Beragama Tanpa Halangan

Melihat kedepan bukan berarti mencintai harapan sebagai wacana. Melihat kebelakang bukan berarti pesimisme karna peliknya kondisi. Persatuan dan komitmen akan menjadikan masa depan dan masa lalu sebagai entitas yang menyempurnakan masa kini.  
Semoga kalimat pembuka diatas dapat menjadi pemanis bahasan saya pada kesempat kali ini.

Tema-tema seputar keber-agamaan akan selalu menjadi kajian yang mengasyik-kan bagi sebagian orang, dan akan terus menjadi wacana yang dihindari oleh sebagian orang. Semuanya baik karna semuanya bagian dari wujud(satu-kesatuan rangkaian penciptaan).
           
Disadari maupun tidak, Agama sebagai essensi (dalam arti sederhana yang bisa dipahami oleh semua orang dan mampu diterapkan dengan proses pembelajaran), membagi manusia menjadi tiga golongan.

Golongan pertama adalah. Manusia yang beragama, mereka adalah kelompok hasil refleksi positif dari substansi agama, tidak memahami agama secara sistematis dan tidak menguasai logika keilmuan serta tidak mampu mempertahankan akidahnya secara argumentatif. Namun, gaya hidup penuh santun dan layak dijadikan representatif sederhana sebagai manusia yang beragama.

Golongan kedua adalah Manusia yang berilmu agama, memiliki banyak wacana keagama-an dan banyak menghapal hadis2 nabi serta rajin mengkonsumsi pemikiran-pemikiran klasik terkait agama. Mereka asik dengan kajian kitab suci atau filsafat, menjunjung tinggi ilmu pengetahuan agama sebagai modal untuk hidup sebagai umat beragama. Namun pada umumnya, kelompok jenis ini justru mengesampingkan nilai-nilai moral dan agama secara substansif, bersikap arogan dan merasa bahwa dirinya adalah orang yang dititipkan kunci surga. Sederhananya, kelompok ini tidak memasuki wilayah amal yang notabene telah diajarkan oleh agama.

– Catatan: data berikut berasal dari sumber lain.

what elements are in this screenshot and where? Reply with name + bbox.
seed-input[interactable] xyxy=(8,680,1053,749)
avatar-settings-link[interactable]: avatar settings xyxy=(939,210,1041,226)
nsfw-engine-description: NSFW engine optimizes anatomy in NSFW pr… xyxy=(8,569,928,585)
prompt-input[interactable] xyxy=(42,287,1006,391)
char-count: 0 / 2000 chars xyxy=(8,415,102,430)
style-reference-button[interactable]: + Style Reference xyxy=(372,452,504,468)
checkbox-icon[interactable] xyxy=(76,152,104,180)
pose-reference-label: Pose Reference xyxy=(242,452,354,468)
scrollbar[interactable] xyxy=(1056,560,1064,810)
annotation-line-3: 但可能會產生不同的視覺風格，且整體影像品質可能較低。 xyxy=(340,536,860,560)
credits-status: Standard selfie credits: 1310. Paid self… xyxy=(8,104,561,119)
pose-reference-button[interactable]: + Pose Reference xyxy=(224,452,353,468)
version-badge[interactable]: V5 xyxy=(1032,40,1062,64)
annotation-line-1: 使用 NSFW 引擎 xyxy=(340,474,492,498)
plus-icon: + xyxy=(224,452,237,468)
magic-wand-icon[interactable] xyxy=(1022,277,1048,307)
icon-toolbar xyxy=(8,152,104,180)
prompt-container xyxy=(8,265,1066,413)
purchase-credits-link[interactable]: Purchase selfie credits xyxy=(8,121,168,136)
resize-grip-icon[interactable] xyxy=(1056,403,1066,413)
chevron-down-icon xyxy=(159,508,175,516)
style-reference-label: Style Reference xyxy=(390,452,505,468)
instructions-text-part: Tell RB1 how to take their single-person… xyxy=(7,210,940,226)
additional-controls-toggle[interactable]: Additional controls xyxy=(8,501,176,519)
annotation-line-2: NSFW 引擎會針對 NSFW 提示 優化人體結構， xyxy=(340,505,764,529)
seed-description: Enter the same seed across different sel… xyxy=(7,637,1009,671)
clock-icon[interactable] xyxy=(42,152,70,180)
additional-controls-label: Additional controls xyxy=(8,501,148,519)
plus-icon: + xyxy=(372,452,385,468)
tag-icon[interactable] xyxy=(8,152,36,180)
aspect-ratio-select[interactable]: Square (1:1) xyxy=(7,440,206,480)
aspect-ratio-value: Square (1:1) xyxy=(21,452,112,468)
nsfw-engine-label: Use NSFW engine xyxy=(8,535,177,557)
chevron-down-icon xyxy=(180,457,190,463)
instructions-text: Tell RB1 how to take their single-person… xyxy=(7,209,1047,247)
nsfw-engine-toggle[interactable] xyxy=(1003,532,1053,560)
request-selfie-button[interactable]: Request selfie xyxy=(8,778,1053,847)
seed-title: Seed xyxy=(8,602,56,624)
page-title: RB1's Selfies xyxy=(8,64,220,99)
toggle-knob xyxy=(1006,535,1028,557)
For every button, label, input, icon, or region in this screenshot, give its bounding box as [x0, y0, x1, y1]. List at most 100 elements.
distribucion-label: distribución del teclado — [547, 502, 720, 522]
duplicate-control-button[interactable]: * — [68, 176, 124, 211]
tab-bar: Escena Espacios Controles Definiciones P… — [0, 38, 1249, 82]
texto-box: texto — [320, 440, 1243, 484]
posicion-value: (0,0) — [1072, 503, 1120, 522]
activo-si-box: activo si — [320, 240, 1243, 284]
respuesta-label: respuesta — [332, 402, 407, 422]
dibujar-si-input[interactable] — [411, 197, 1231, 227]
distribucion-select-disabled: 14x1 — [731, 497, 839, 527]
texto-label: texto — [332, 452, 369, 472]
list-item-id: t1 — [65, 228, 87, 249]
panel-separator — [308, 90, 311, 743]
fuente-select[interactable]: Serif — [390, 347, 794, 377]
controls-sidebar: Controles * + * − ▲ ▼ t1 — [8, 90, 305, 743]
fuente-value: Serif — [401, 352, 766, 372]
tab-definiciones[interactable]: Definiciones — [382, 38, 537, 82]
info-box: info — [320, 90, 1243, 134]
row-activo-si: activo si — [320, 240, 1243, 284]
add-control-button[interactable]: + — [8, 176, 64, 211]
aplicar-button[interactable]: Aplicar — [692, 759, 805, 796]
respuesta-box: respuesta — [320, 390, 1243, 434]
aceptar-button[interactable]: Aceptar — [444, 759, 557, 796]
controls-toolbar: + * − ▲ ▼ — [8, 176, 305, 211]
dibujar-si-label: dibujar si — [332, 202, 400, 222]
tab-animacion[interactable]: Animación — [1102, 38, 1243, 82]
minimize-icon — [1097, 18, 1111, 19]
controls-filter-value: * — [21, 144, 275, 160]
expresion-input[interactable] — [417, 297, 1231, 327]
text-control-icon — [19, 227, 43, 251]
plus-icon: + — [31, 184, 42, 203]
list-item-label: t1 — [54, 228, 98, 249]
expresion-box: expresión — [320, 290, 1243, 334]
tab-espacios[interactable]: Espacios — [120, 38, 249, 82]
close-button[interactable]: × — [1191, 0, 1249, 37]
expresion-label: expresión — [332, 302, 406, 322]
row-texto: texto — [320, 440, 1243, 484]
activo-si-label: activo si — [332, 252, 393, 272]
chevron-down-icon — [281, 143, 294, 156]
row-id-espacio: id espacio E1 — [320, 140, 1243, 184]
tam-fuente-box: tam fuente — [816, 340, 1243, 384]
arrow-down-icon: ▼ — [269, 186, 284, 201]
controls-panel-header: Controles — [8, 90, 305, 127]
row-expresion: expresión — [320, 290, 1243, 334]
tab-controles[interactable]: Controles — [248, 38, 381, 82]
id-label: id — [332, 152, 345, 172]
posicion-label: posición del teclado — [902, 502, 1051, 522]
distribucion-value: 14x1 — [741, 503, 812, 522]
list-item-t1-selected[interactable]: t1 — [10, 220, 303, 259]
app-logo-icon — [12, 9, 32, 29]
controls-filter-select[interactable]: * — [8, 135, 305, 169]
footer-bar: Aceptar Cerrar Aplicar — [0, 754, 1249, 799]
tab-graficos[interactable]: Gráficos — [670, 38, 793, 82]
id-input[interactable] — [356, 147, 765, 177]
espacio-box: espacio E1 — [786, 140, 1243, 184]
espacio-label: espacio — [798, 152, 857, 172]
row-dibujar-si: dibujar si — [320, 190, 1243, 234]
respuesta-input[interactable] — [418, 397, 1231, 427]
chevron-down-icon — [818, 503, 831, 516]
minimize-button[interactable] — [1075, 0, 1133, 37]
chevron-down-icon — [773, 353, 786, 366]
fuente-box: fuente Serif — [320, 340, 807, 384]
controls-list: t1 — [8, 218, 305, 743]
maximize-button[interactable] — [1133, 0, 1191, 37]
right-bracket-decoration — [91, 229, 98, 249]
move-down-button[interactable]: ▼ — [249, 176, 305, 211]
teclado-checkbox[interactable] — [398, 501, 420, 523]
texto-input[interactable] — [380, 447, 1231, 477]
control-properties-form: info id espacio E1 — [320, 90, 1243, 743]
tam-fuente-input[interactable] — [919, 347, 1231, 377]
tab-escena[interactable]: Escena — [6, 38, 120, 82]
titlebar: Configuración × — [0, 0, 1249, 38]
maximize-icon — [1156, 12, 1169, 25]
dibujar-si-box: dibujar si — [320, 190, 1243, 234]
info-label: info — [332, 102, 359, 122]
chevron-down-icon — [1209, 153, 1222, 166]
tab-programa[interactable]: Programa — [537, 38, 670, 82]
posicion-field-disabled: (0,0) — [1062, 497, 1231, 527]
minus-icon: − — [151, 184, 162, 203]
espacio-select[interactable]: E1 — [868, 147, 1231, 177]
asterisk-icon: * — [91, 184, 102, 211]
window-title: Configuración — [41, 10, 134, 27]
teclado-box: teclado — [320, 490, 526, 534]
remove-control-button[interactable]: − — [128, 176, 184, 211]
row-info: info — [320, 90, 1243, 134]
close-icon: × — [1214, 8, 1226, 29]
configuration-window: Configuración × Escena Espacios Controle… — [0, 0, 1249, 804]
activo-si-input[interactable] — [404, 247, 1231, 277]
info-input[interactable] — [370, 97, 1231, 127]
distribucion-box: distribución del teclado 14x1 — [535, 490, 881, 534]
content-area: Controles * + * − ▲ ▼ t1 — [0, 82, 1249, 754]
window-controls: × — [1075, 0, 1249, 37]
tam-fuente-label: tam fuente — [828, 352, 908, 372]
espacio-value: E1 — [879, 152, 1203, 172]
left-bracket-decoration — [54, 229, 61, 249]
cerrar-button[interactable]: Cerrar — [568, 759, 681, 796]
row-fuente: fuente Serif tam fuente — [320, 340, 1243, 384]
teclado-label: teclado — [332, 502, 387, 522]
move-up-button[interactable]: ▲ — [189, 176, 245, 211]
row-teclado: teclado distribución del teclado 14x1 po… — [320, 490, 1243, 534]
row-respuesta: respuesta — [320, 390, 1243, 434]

Golongan ketiga adalah kelompok spesial yang memang prodaknya terbatas. Mereka mencari ilmu karna memang untuk diamalkan, mereka bekerja dengan sekuat tenaga untuk mendapatkan independensi tanpa mengesampingkan nilai moral, memperjuangkan hak-hak orang lain dan menjalankan tanggung jawab sesuai wilayah taklif dan profesinya dalam sekup sosial atau wilayah kerja. Mereka cenderung memberikan contoh ketimbang menasehati, mereka cenderung memberikan pandangan baru ketimbang hanya sekedar mengkonsumsi obrolan orang tua, mereka mengemas ilmu agama sesederhana mungkin agar dapat ditawarkan kepada manusia jenis apapun. Mereka cenderung menjaga perdamaian atas nama persatuan ketimbang meroketkan anarkisme atas nama kebenaran. Mereka tidak lagi memandang agama sebagai objek kajian majlis ta'lim, tapi lebih menjadikan substansi agama sebagai gaya hidup yang bisa diterima oleh semua kalangan.   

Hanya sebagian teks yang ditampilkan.